PAJAK : Murdi Hantoro, Ketua DPC PDI Perjuangan Kabupaten Kediri saat jumpa pers (Nanang .P Basuki/duta.co)

KEDIRI|duta.co – Temuan mengarah tindak pidana disampaikan Ketua DPC PDI Perjuangan Kabupaten Kediri, Murdi Hantoro, dihadapan sejumlah media saat jumpa pers, Jumat (15/01). Terkait Pajak Daerah dan Retribusi Daerah berkenaan dengan besaran perhitungan Bea Perolehan Hak atas Tanah dan Bangunan (BPHTB) tidak sesuai dengan Nilai Jual Obyek Pajak (NJOP). “Kenyataan di lapangan berbeda jauh dan terjadi tawar – menawar apalagi melibatkan tenaga appraisal,” tegasnya.

Didampingi perwakilan anggota fraksi, ketua partai berlogo banteng moncong putih ini secara tegas telah memerintahkan Ketua Fraksi PDI Perjuangan beserta fraksi berada di Komisi II untuk memanggil Badan Pendapatan Daerah (Bapenda) Pemerintah Kabupaten Kediri. “Saya tegasnya, telah perintahkan ketua fraksi serta anggota fraksi berada di Komisi II hadirkan Bapenda dilakukan klarifikasi.
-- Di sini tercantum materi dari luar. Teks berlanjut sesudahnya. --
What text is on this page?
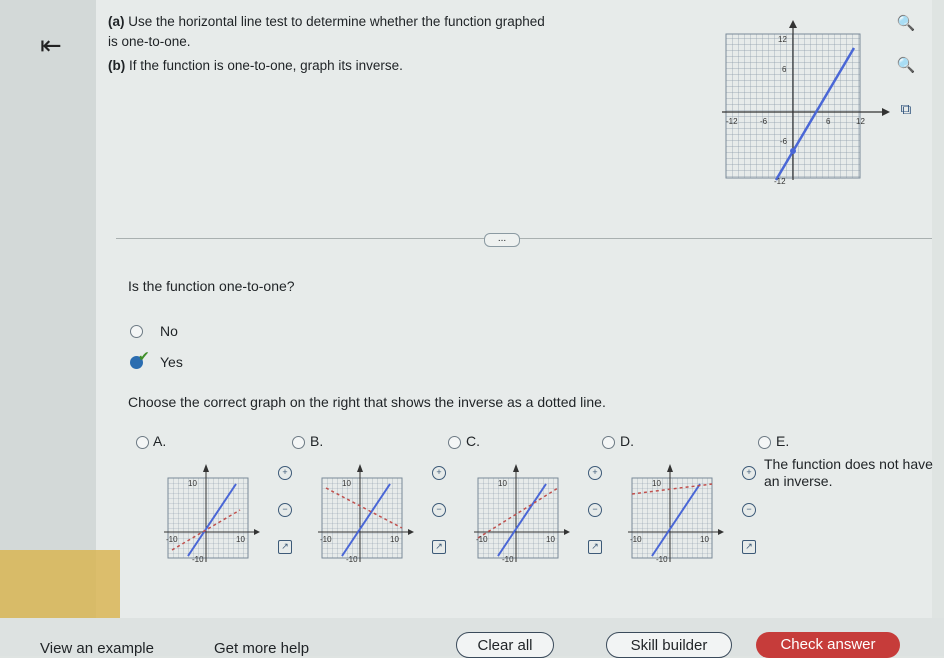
⇤
(a) Use the horizontal line test to determine whether the function graphed
is one-to-one.
(b) If the function is one-to-one, graph its inverse.
12
6
-12	-6	6	12
-6
-12
🔍
🔍
⧉
...
Is the function one-to-one?
No
✔ Yes
Choose the correct graph on the right that shows the inverse as a dotted line.
A.
10
-10	10
-10
+
−
↗
B.
10
-10	10
-10
+
−
↗
C.
10
-10	10
-10
+
−
↗
D.
10
-10	10
-10
+
−
↗
E.
The function does not have an inverse.
View an example	Get more help	Clear all	Skill builder	Check answer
Saat kami reses, mendapatkan keluhan ini, juga disampaikan para perangkat desa dan PPAT hingga para notaris,” ucap Hantoro, sapaan akrab Ketua DPC PDI Perjuangan.

Bahwa masyarakat dan sejumlah Pejabat Pembuat Akte Tanah (PPAT) di Kabupaten Kediri mengeluhkan perhitungan besaran BPHTB yang sangat tidak sesuai dengan harga transaksi di lapangan. “Padahal sekarang era penerapan online, namun apa yang dilakukan Bapenda dirasa masyarakat berbelit-belit dan terjadi tawar – menawar,” ucap Sulkani, anggota Fraksi PDI Perjuangan duduk di Komisi II, menyatakan siap menjalankan perintah Hantoro.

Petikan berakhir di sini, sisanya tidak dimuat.